Transgressive Facies and Sequence Architecture in Mixed Tide- and Wave-Dominated Incised ValleysExample from the Gironde Estuary, France

Abstract
A study of the Holocene deposits within the Gironde estuary incised valley indicates that a significant proportion of the valley fill has accumulated during transgression in the form of backstepping estuarine deposits. This incised valley was subjected to a mixed wave- and tidal-energy regime, and the transgressive fill was deposited in three major depositional environments: (1) the tide-dominated inner estuary, extending between the estuary mouth and the bayline, (2) the mixed tide and wave estuary mouth, and (3) the landward-migrating wave-dominated shoreface. The sediments deposited within each environment are bounded by valley-wide stratigraphic discontinuities and together comprise the transgressive systems tract. Each depositional environment develops a specific facies assemblage, and the transgressive fill occurs in three successive phases. Phase I occurs at the onset of transgression, when the incised alluvial valley is converted into an estuary by marine flooding. At this time, inner-estuary tidal sands and muds onlap the lowstand alluvial profile at the bayline. Phase 2 occurs when the spit-constricted estuary-mouth tidal channel migrates landward over the inner-estuary sands and muds. This results in tidal currents scouring deeply into the underlying phase 1 estuarine sediments, forming a highly erosional tidal ravinement surface overlain by massive estuary-mouth sands. As the wave-dominated shoreface migrates landward across the incised valley and its interfluves, the wave-ravinement surface is formed.
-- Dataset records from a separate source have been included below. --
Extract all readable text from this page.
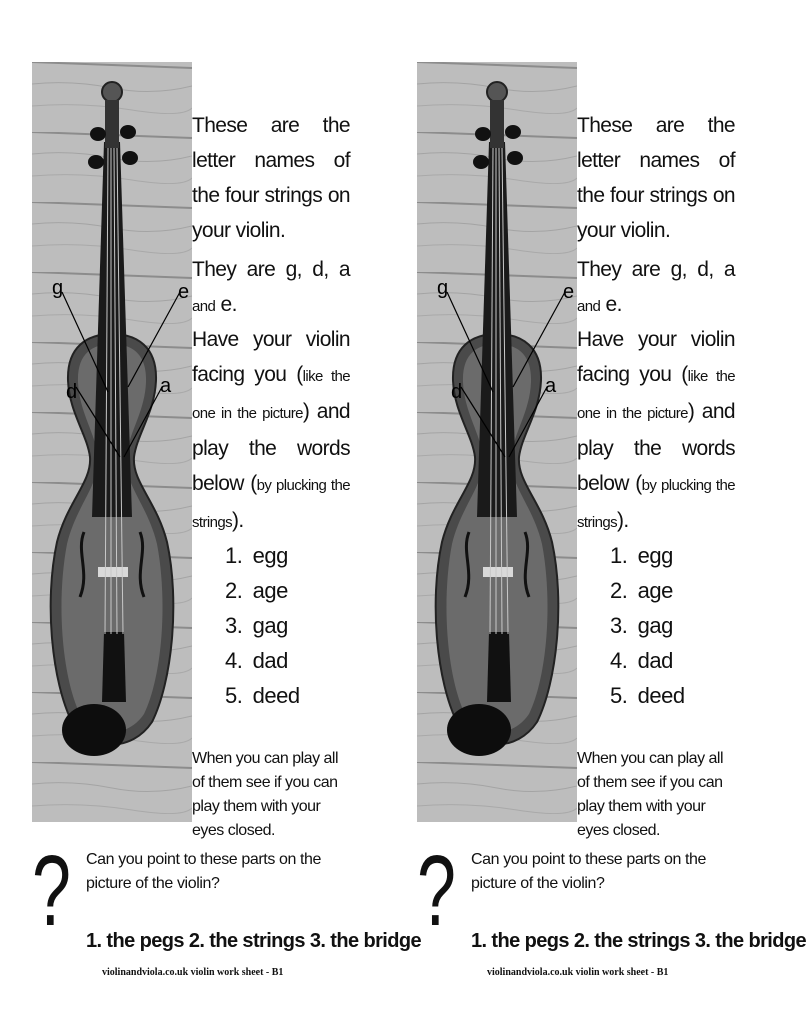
g	e
d	a
These are the letter names of the four strings on your violin.
They are g, d, a and e.
Have your violin facing you (like the one in the picture) and play the words below (by plucking the strings).
1. egg
2. age
3. gag
4. dad
5. deed
When you can play all of them see if you can play them with your eyes closed.
? Can you point to these parts on the picture of the violin?
1. the pegs 2. the strings 3. the bridge
violinandviola.co.uk violin work sheet - B1
g	e
d	a
These are the letter names of the four strings on your violin.
They are g, d, a and e.
Have your violin facing you (like the one in the picture) and play the words below (by plucking the strings).
1. egg
2. age
3. gag
4. dad
5. deed
When you can play all of them see if you can play them with your eyes closed.
? Can you point to these parts on the picture of the violin?
1. the pegs 2. the strings 3. the bridge
violinandviola.co.uk violin work sheet - B1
The transgressive shoreface sands and marine muds overlying this surface constitute phase 3 of the transgressive incised-valley fill. These deposits subsequently are capped by the Maximum Flooding Surface which marks the upper bounding surface of the Transgressive Systems Tract. The shoreline at the time of maximum flooding forms a regional facies limit within the incised valley. Landward of this limit, the transgressive tract comprises primarily inner-estuary tidal sands and muds. Seaward of this limit the valley fill is more sand-prone and contain thick estuary-mouth sands.